REVOIR LES FEES...
Dimanche, dans les Ardennes, j’ai brusquement reconnu la prairie aux fées dont j’avais longuement, voici quelque quarante ans, raconté la légende d’après un vieux grimoire découvert au fin fond d’une ancienne librairie.
Je fis, à l’époque, un relevé (fantaisiste et incomplet) d’histoires attachées depuis des siècles aux pierres écroulées s’ouvrant sur un antre, au ruisseau surgi une nuit de lune, et aux fées si présentes dans les bocages ardennais aux environ de Bouillon, Aywailles, Hotton, Barvaux...
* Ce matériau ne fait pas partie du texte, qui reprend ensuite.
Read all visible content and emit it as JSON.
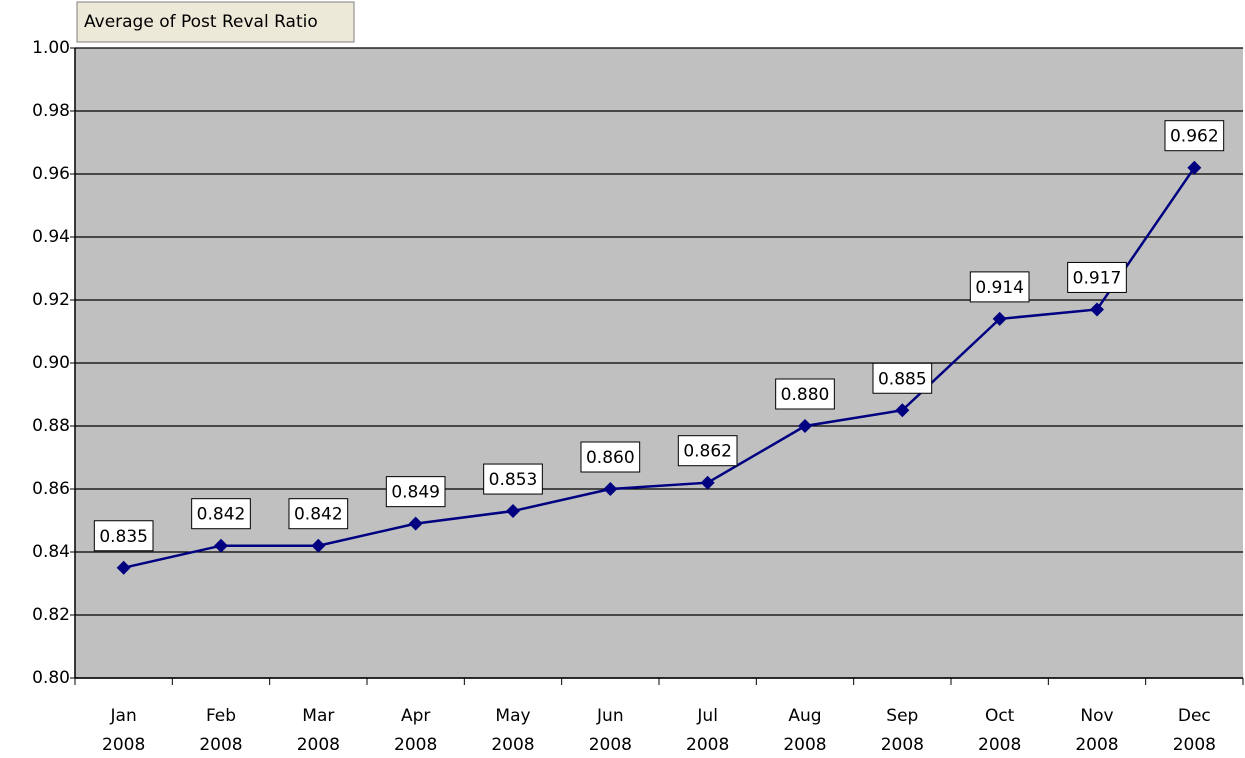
{
  "chart_data": {
    "type": "line",
    "title": "Average of Post Reval Ratio",
    "categories": [
      "Jan 2008",
      "Feb 2008",
      "Mar 2008",
      "Apr 2008",
      "May 2008",
      "Jun 2008",
      "Jul 2008",
      "Aug 2008",
      "Sep 2008",
      "Oct 2008",
      "Nov 2008",
      "Dec 2008"
    ],
    "series": [
      {
        "name": "Average of Post Reval Ratio",
        "color": "#000080",
        "values": [
          0.835,
          0.842,
          0.842,
          0.849,
          0.853,
          0.86,
          0.862,
          0.88,
          0.885,
          0.914,
          0.917,
          0.962
        ],
        "value_labels": [
          "0.835",
          "0.842",
          "0.842",
          "0.849",
          "0.853",
          "0.860",
          "0.862",
          "0.880",
          "0.885",
          "0.914",
          "0.917",
          "0.962"
        ]
      }
    ],
    "ylim": [
      0.8,
      1.0
    ],
    "yticks": [
      {
        "value": 0.8,
        "label": "0.80"
      },
      0.82,
      0.84,
      0.86,
      0.88,
      {
        "value": 0.9,
        "label": "0.90"
      },
      0.92,
      0.94,
      0.96,
      0.98,
      {
        "value": 1.0,
        "label": "1.00"
      }
    ],
    "grid": true,
    "plot_background": "#c0c0c0"
  }
}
Revenue pour deux jours sur les lieux, le hasard m’a rendu soudain
le même soleil dansant, et des formes aériennes surgies en ce ballet que seuls les sortilèges peuvent susciter. Les pieds nus de Mélusine effleuraient à peine l’herbe penchée; et la robe bleue enfuie sous les branches n’était-ce pas celle de Clématite qu’un prince voulait épouser ou tuer?..Tuer si elle se refusait. Mais nul ne peut tuer les fées; Quarante ans plus tard, ne venais-je pas de revoir la fée Viviane, inchangée, transparente, fluide comme un rêve persan? Et ce chant bref si pur n’est-ce pas celui du flûteau magique entendu jadis, aussi limpide, aussi charmeur?
Des traces imperceptibles de petits pieds étoilaient la prairie. J’ai
imaginé le tourbillon dansant dans l’ultime soir d’été, Esterella et Morgane, la Reine Mab, la Princesse Aril?... ensuite, réunies comme un essaim, les fées s’envoleraient lepremier jour d’automne vers leur château ancestral. Elles y vivraient jusqu’au printemps, jouant de la harpe et recevant, quelquefois, un seigneur de jadis, ombre parmi les ombres.
Non, ne me demandez ni le lieu, ni le nom. J’ai fait serment de me taire...
Mais rien ne vous empêche de rêver...
LORRAINE
Et pour celles d'entre vous qui aiment les fées, je republie ce poème déjà paru en 2009 et qui me semble compléter mon petit texte. Voici donc:
LE BALLET DES FEES
Le clair de lune a mis son or sur le gazon
Un ineffable essaim descend dans la clairière
Le doux son d’un flûteau murmure sa chanson
Et des robes d’argent tournent dans la bruyère
Les fées dans la prairie s’en sont venues danser
Mélusine d’abord toute de mousseline
Un rubis sur le front, les cheveux emmêlés
Fluide et insaisissable en la nuit cristalline
La fée Titiana penchée sur le ruisseau
Se voit dans le halo d’une étoile filante
Qui éclaire un instant le joueur de pipeau
Agenouillé près d’elle, son amie, son amante
La ronde s'éhevèle en un clair tourbillon
De jupons, de rubans, de tuniques soyeuses
La Fée Bleue s’envolant ressemble au papillon
Et Lilas resplendit en sa blondeur radieuse
La Dame Blanche alors mène la sarabande
Par-dessus les étangs, les villes, les coteaux
Et les fées dans le soir regagnent Brocéliande
Sa magie éternelle et les tours du château.